Plus spécifiquement, la crise gouvernementale a révélé que la coalition en charge des affaires publiques n’était point une alliance rassemblant des camps politiques convergents sur les questions des valeurs, de l’idéologie et des choix programmatiques. Elle est plutôt hétéroclite, otage d’un clientélisme auto-entretenu, ne répondant pas suffisamment aux exigences d’expertise et d’éthique publique. Il était donc naturel qu’elle soit exposée aux interférences extérieures, aux pressions d’autres centres de décision. Il est, par conséquent, devenu difficile de faire travailler ensemble des personnes de bords différents, dans une même coalition, et d’aller au-delà d’une pratique politique prisonnière des clans.
La logique d’affrontement devint forte et a fait oublier aux protagonistes politiques qu’il fallait garder une dimension morale à la politique. Les responsables politiques donnent l’impression d’être plus préoccupés par les intérêts de leurs écuries que par ceux de la nation. Se développe ainsi le sentiment d’une déliquescence du système.

La classe politique marocaine est maintenant largement perçue comme n’étant pas au service du pays. C’est plutôt le pays qui semble être à son service. La mise hors jeu ou la perte de légitimité de l’establishment, avec l’incapacité à diriger que cela entraîne, devient une conséquence logique.

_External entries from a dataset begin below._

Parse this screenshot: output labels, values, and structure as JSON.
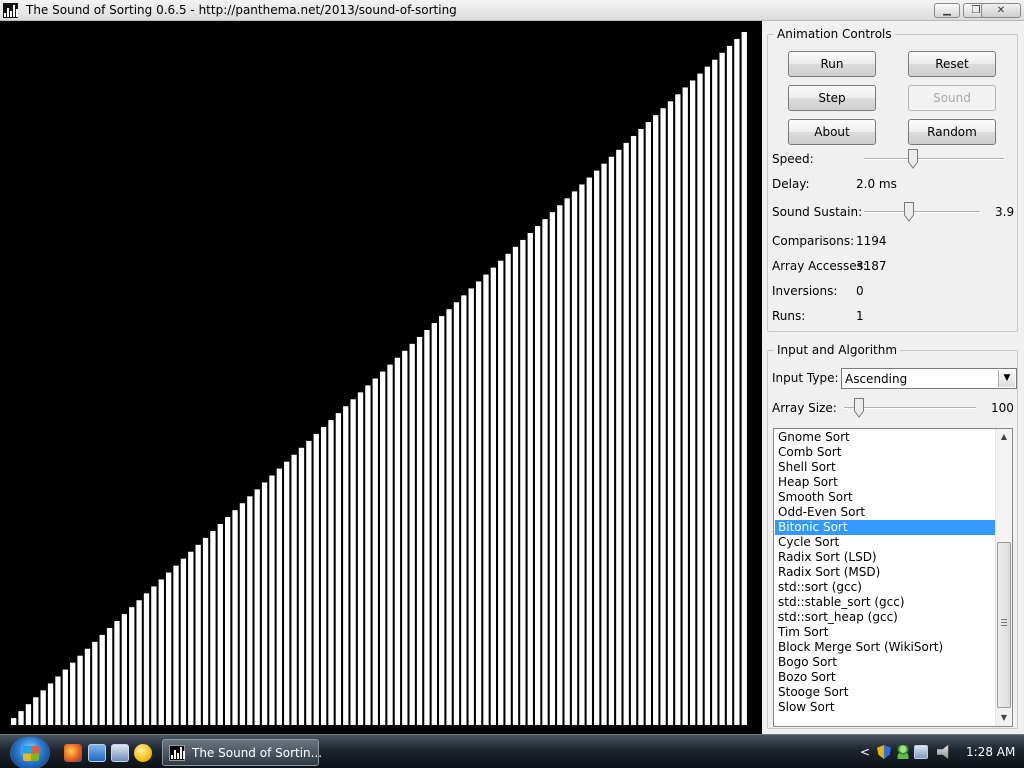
{
  "window": {
    "title": "The Sound of Sorting 0.6.5 - http://panthema.net/2013/sound-of-sorting",
    "minimize_glyph": "▁",
    "maximize_glyph": "❐",
    "close_glyph": "✕"
  },
  "canvas": {
    "bar_count": 100,
    "bar_color": "#ffffff",
    "background_color": "#000000",
    "order": "ascending"
  },
  "animation_controls": {
    "legend": "Animation Controls",
    "run_label": "Run",
    "reset_label": "Reset",
    "step_label": "Step",
    "sound_label": "Sound",
    "about_label": "About",
    "random_label": "Random",
    "speed_label": "Speed:",
    "speed_level": 0.34,
    "delay_label": "Delay:",
    "delay_value": "2.0 ms",
    "sustain_label": "Sound Sustain:",
    "sustain_level": 0.38,
    "sustain_value": "3.9",
    "comparisons_label": "Comparisons:",
    "comparisons_value": "1194",
    "accesses_label": "Array Accesses:",
    "accesses_value": "3187",
    "inversions_label": "Inversions:",
    "inversions_value": "0",
    "runs_label": "Runs:",
    "runs_value": "1"
  },
  "input_algorithm": {
    "legend": "Input and Algorithm",
    "input_type_label": "Input Type:",
    "input_type_value": "Ascending",
    "array_size_label": "Array Size:",
    "array_size_level": 0.08,
    "array_size_value": "100",
    "algorithms": [
      "Gnome Sort",
      "Comb Sort",
      "Shell Sort",
      "Heap Sort",
      "Smooth Sort",
      "Odd-Even Sort",
      "Bitonic Sort",
      "Cycle Sort",
      "Radix Sort (LSD)",
      "Radix Sort (MSD)",
      "std::sort (gcc)",
      "std::stable_sort (gcc)",
      "std::sort_heap (gcc)",
      "Tim Sort",
      "Block Merge Sort (WikiSort)",
      "Bogo Sort",
      "Bozo Sort",
      "Stooge Sort",
      "Slow Sort"
    ],
    "selected_algorithm": "Bitonic Sort",
    "selection_color": "#3399ff"
  },
  "taskbar": {
    "task_label": "The Sound of Sortin...",
    "clock": "1:28 AM",
    "tray_chevron": "<"
  }
}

Dans cet environnement, les Marocains sont fatigués, en fait plus que fatigués, des querelles de partis, d’appareils et de personnes qui ponctuent la vie politique. Cela les désespère plus que cela ne les amuse. Ils trouvent que notre pays regorge d’opportunistes sans morale, qui croient que la politique, c’est la capacité d’adaptation à l’instant. La capacité d’être majoritaire dans le moment.  

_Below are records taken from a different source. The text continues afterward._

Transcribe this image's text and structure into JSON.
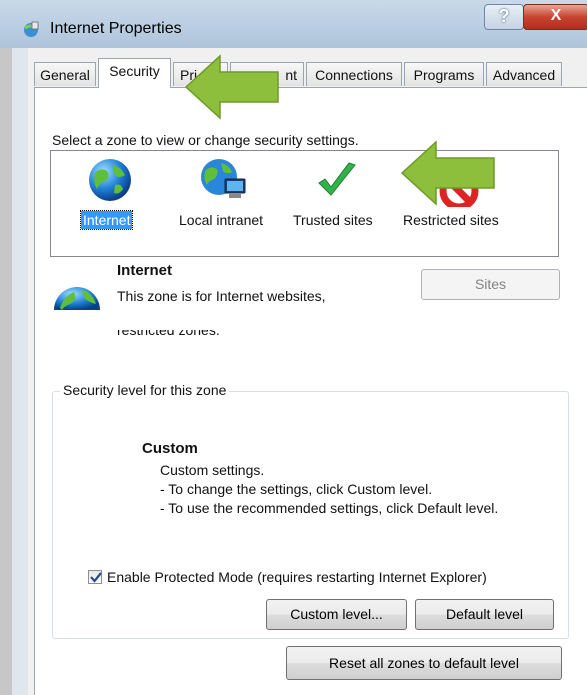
{
  "window": {
    "title": "Internet Properties",
    "help_label": "?",
    "close_label": "X"
  },
  "tabs": [
    {
      "label": "General"
    },
    {
      "label": "Security",
      "active": true
    },
    {
      "label": "Pri"
    },
    {
      "label": "nt"
    },
    {
      "label": "Connections"
    },
    {
      "label": "Programs"
    },
    {
      "label": "Advanced"
    }
  ],
  "zones": {
    "prompt": "Select a zone to view or change security settings.",
    "items": [
      {
        "label": "Internet",
        "icon": "globe-icon",
        "selected": true
      },
      {
        "label": "Local intranet",
        "icon": "intranet-globe-icon"
      },
      {
        "label": "Trusted sites",
        "icon": "checkmark-icon"
      },
      {
        "label": "Restricted sites",
        "icon": "no-entry-icon"
      }
    ]
  },
  "zone_info": {
    "title": "Internet",
    "description": "This zone is for Internet websites,",
    "description_cut": "restricted zones.",
    "sites_button": "Sites"
  },
  "security_level": {
    "legend": "Security level for this zone",
    "level_name": "Custom",
    "level_description": "Custom settings.\n- To change the settings, click Custom level.\n- To use the recommended settings, click Default level.",
    "protected_mode_label": "Enable Protected Mode (requires restarting Internet Explorer)",
    "protected_mode_checked": true,
    "custom_level_button": "Custom level...",
    "default_level_button": "Default level"
  },
  "reset_button": "Reset all zones to default level",
  "colors": {
    "accent": "#3399ff",
    "arrow": "#8dbe3c",
    "close": "#c7442f"
  }
}
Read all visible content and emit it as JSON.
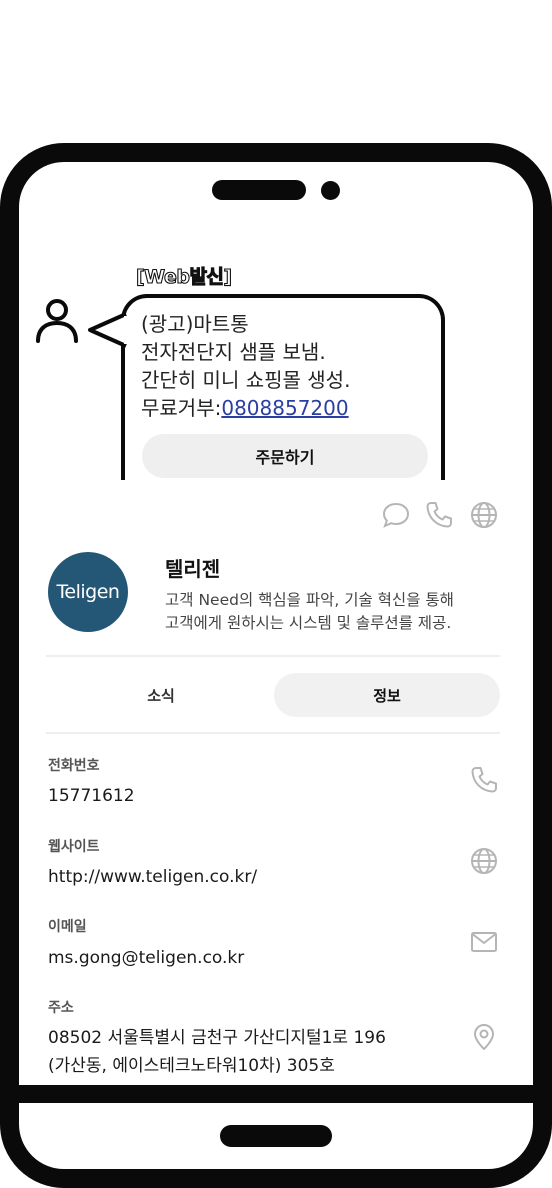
{
  "message": {
    "sender_tag": "[Web발신]",
    "line1": "(광고)마트통",
    "line2": "전자전단지 샘플 보냄.",
    "line3": "간단히 미니 쇼핑몰 생성.",
    "optout_prefix": "무료거부:",
    "optout_number": "0808857200",
    "order_button": "주문하기"
  },
  "actions": [
    "chat-icon",
    "phone-icon",
    "globe-icon"
  ],
  "profile": {
    "logo_text": "Teligen",
    "name": "텔리젠",
    "description": "고객 Need의 핵심을 파악, 기술 혁신을 통해\n고객에게 원하시는 시스템 및 솔루션를 제공."
  },
  "tabs": [
    {
      "label": "소식",
      "active": false
    },
    {
      "label": "정보",
      "active": true
    }
  ],
  "info": {
    "phone": {
      "label": "전화번호",
      "value": "15771612"
    },
    "website": {
      "label": "웹사이트",
      "value": "http://www.teligen.co.kr/"
    },
    "email": {
      "label": "이메일",
      "value": "ms.gong@teligen.co.kr"
    },
    "address": {
      "label": "주소",
      "line1": "08502 서울특별시 금천구 가산디지털1로 196",
      "line2": "(가산동, 에이스테크노타워10차) 305호"
    }
  },
  "colors": {
    "logo_bg": "#245776",
    "link": "#2a3fa0",
    "icon_gray": "#b5b5b5"
  }
}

La crise gouvernementale a aussi consolidé cette croyance dominante dans l’esprit des Marocains : les réformes sont souvent abandonnées aussitôt que décidées. Tout nouvel événement donnant lieu à l’annonce d’un nouveau texte alors que le précédent n’est pas encore appliqué, on le voit par exemple, en matière de justice, de droits de l’homme, de liberté de la presse…
Autrement dit, non pas une politique du durable, mais une politique de l’éphémère, entièrement concentrée non pas sur la conscience des citoyens, mais sur la communication.  D’aucuns diront que la centralité de l’État a un avantage quand le gouvernement ne s’acquitte pas de façon satisfaisante des responsabilités assignées par les valeurs et attentes auxquelles s’identifient les citoyens. Mais cette centralité devient un handicap si l’institution fondamentale en devient la cible. Dès lors, comment trouver les ressources, morales et matérielles, pour faire face et remédier aux problèmes du moment? Compte tenu de l’ampleur des difficultés, les résoudre exige de rénover dans la pratique, pour leur redonner une crédibilité, les termes du contrat politique au Maroc. 

Ma conviction est que la nouvelle Constitution a été écrite pour impulser un changement dans la gouvernance du pays. C’est ce changement qui aujourd’hui manque le plus. Comme si les articles novateurs de la Constitution étaient interprétés ou utilisés comme rideau de fumée pour exprimer le contraire de ce qu’ils annonçaient. Aujourd’hui, les attaques sont si rudes contre les deux enjeux cruciaux, que sont les valeurs qui construisent un projet de société et les institutions qui font la démocratie, qu’elles appellent une mobilisation des démocrates et des citoyens.  Une mobilisation qui serait un prélude à la constitution d’une alternative politique qui se forme et s’affirme  pour que le Maroc retrouve ses valeurs, une méthode calme et de fond pour la réforme, des institutions qui le rassurent et lui permettent de choisir son chemin.